Nel settembre dello stesso anno (2011), nasce “Face the Real”, per Lost Sound Records, secondo album, registrato presso i Real Sound Studio di Parma. 11 brani attraverso i quali si assapora un pò di Alter Bridge, un pò di Alice in Chains e l’influenza dello stile di Zakk Wylde alla chitarra.
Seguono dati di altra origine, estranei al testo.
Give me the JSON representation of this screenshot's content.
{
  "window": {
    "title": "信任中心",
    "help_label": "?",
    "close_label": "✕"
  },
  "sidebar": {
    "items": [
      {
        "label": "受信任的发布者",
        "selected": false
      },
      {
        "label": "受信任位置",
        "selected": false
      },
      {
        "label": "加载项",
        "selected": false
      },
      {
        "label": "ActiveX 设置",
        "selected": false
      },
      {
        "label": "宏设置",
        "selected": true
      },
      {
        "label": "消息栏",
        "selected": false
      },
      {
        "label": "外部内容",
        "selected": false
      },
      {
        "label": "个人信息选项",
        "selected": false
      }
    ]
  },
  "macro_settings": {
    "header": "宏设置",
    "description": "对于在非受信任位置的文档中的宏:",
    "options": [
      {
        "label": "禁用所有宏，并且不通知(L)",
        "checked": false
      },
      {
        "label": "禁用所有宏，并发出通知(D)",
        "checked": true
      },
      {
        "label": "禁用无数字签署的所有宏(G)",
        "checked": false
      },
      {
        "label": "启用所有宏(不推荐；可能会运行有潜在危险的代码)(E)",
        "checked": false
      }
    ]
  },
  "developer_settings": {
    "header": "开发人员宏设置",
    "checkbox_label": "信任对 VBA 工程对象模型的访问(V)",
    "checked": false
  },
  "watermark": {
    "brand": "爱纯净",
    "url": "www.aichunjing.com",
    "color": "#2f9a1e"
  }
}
Miscela tra vecchio e nuovo, tra sonorità classiche hard rock anni 80, e il grunge di 10 anni dopo, il secondo lavoro dei 4 italianissimi ragazzi funziona piuttosto bene!
Dopo la title track, nonchè intro dell’album, “Face the Real”, l’hard rock si manifesta in tutta la sua potenza e velocità in “Get out of my way”, seguita da “Euthanasia”, caratterizzata da melodie più grezze e suoni sporchi, che ritroveremo più avanti anche in “Without Rules”. Quando parlavo dell’ influenza di Zakk Wylde, mi riferivo a brani come “A New Day”, nel quale la chitarra emerge prepotente in riffoni da togliere il fiato.
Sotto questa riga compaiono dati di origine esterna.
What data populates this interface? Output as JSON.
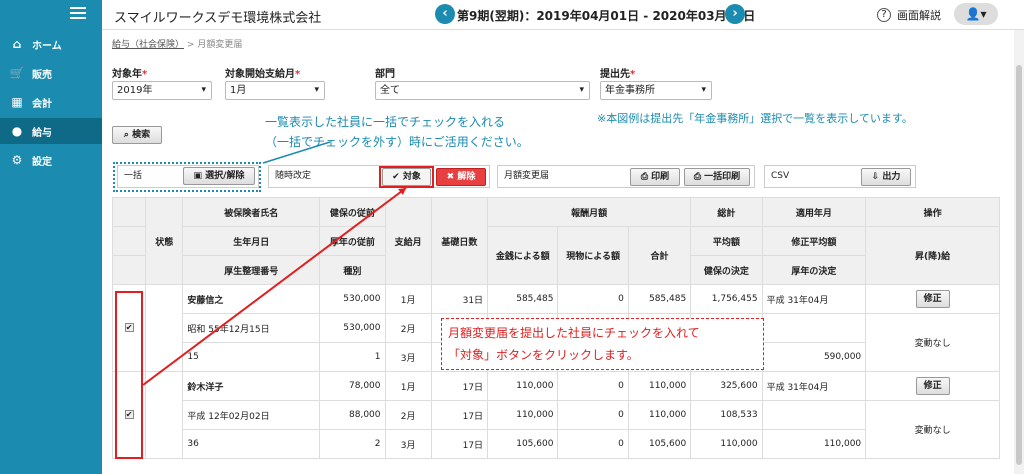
{
  "sidebar": {
    "items": [
      {
        "label": "ホーム",
        "icon": "home-icon"
      },
      {
        "label": "販売",
        "icon": "cart-icon"
      },
      {
        "label": "会計",
        "icon": "calculator-icon"
      },
      {
        "label": "給与",
        "icon": "money-bag-icon"
      },
      {
        "label": "設定",
        "icon": "gear-icon"
      }
    ]
  },
  "header": {
    "company": "スマイルワークスデモ環境株式会社",
    "period": "第9期(翌期)：2019年04月01日 - 2020年03月31日",
    "help": "画面解説"
  },
  "breadcrumb": {
    "link": "給与（社会保険）",
    "sep": ">",
    "current": "月額変更届"
  },
  "filters": {
    "year_label": "対象年",
    "year_value": "2019年",
    "month_label": "対象開始支給月",
    "month_value": "1月",
    "dept_label": "部門",
    "dept_value": "全て",
    "dest_label": "提出先",
    "dest_value": "年金事務所",
    "required": "*"
  },
  "search_label": "検索",
  "callout1": {
    "line1": "一覧表示した社員に一括でチェックを入れる",
    "line2": "（一括でチェックを外す）時にご活用ください。"
  },
  "callout2": "※本図例は提出先「年金事務所」選択で一覧を表示しています。",
  "panels": {
    "bulk_label": "一括",
    "bulk_btn": "選択/解除",
    "adhoc_label": "随時改定",
    "target_btn": "対象",
    "release_btn": "解除",
    "monthly_label": "月額変更届",
    "print_btn": "印刷",
    "bulk_print_btn": "一括印刷",
    "csv_label": "CSV",
    "output_btn": "出力"
  },
  "table": {
    "headers": {
      "status": "状態",
      "name": "被保険者氏名",
      "birth": "生年月日",
      "number": "厚生整理番号",
      "health_prev": "健保の従前",
      "pension_prev": "厚年の従前",
      "type": "種別",
      "month": "支給月",
      "days": "基礎日数",
      "remuneration": "報酬月額",
      "cash": "金銭による額",
      "kind": "現物による額",
      "total": "合計",
      "sum": "総計",
      "avg": "平均額",
      "health_dec": "健保の決定",
      "apply": "適用年月",
      "rev_avg": "修正平均額",
      "pension_dec": "厚年の決定",
      "op": "操作",
      "raise": "昇(降)給"
    },
    "rows": [
      {
        "c1": "安藤信之",
        "c2": "530,000",
        "c3": "1月",
        "c4": "31日",
        "c5": "585,485",
        "c6": "0",
        "c7": "585,485",
        "c8": "1,756,455",
        "c9": "平成 31年04月",
        "btn": "修正"
      },
      {
        "c1": "昭和 55年12月15日",
        "c2": "530,000",
        "c3": "2月",
        "c4": "",
        "c5": "",
        "c6": "",
        "c7": "",
        "c8": "5",
        "c9": "",
        "btn": ""
      },
      {
        "c1": "15",
        "c2": "1",
        "c3": "3月",
        "c4": "",
        "c5": "",
        "c6": "",
        "c7": "",
        "c8": "0",
        "c9": "590,000",
        "btn": "変動なし"
      },
      {
        "c1": "鈴木洋子",
        "c2": "78,000",
        "c3": "1月",
        "c4": "17日",
        "c5": "110,000",
        "c6": "0",
        "c7": "110,000",
        "c8": "325,600",
        "c9": "平成 31年04月",
        "btn": "修正"
      },
      {
        "c1": "平成 12年02月02日",
        "c2": "88,000",
        "c3": "2月",
        "c4": "17日",
        "c5": "110,000",
        "c6": "0",
        "c7": "110,000",
        "c8": "108,533",
        "c9": "",
        "btn": ""
      },
      {
        "c1": "36",
        "c2": "2",
        "c3": "3月",
        "c4": "17日",
        "c5": "105,600",
        "c6": "0",
        "c7": "105,600",
        "c8": "110,000",
        "c9": "110,000",
        "btn": "変動なし"
      }
    ]
  },
  "message": {
    "line1": "月額変更届を提出した社員にチェックを入れて",
    "line2": "「対象」ボタンをクリックします。"
  },
  "colors": {
    "accent": "#1b8bb0",
    "red": "#e02020"
  }
}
Le due tracce successive, “My Obsession” (scelta anche come primo singolo dell’album), e “In Chains” sono più dure. Tanto di cappello al lavoro di Elvys alla chitarra, che nuovamente si fa sentire. Il ritmo rallenta nel caso di “My Friend”, pseudo ballad, con suoni più suggestivi ed armoniosi. Ma è solo la quiete prima della tempesta: i Kerosene tornano a martellarci di potente hard rock con “Betray Yourself” e “Something to Believe it”. Chiude l’album “Your Time Has Come”, che non ha nulla da dichiarare di diverso da quanto detto finora.
Beh… se invece di trovarci in Italia, dove band con talento e personalità come i Kerosene fanno fatica ad emergere, fossimo stati in America, probabilmente la scena musicale avrebbe dato più spazio ai quattro musicisti. Gli ingredienti necessari ci sono tutti e ben dosati. Incrociamo le dita per il futuro!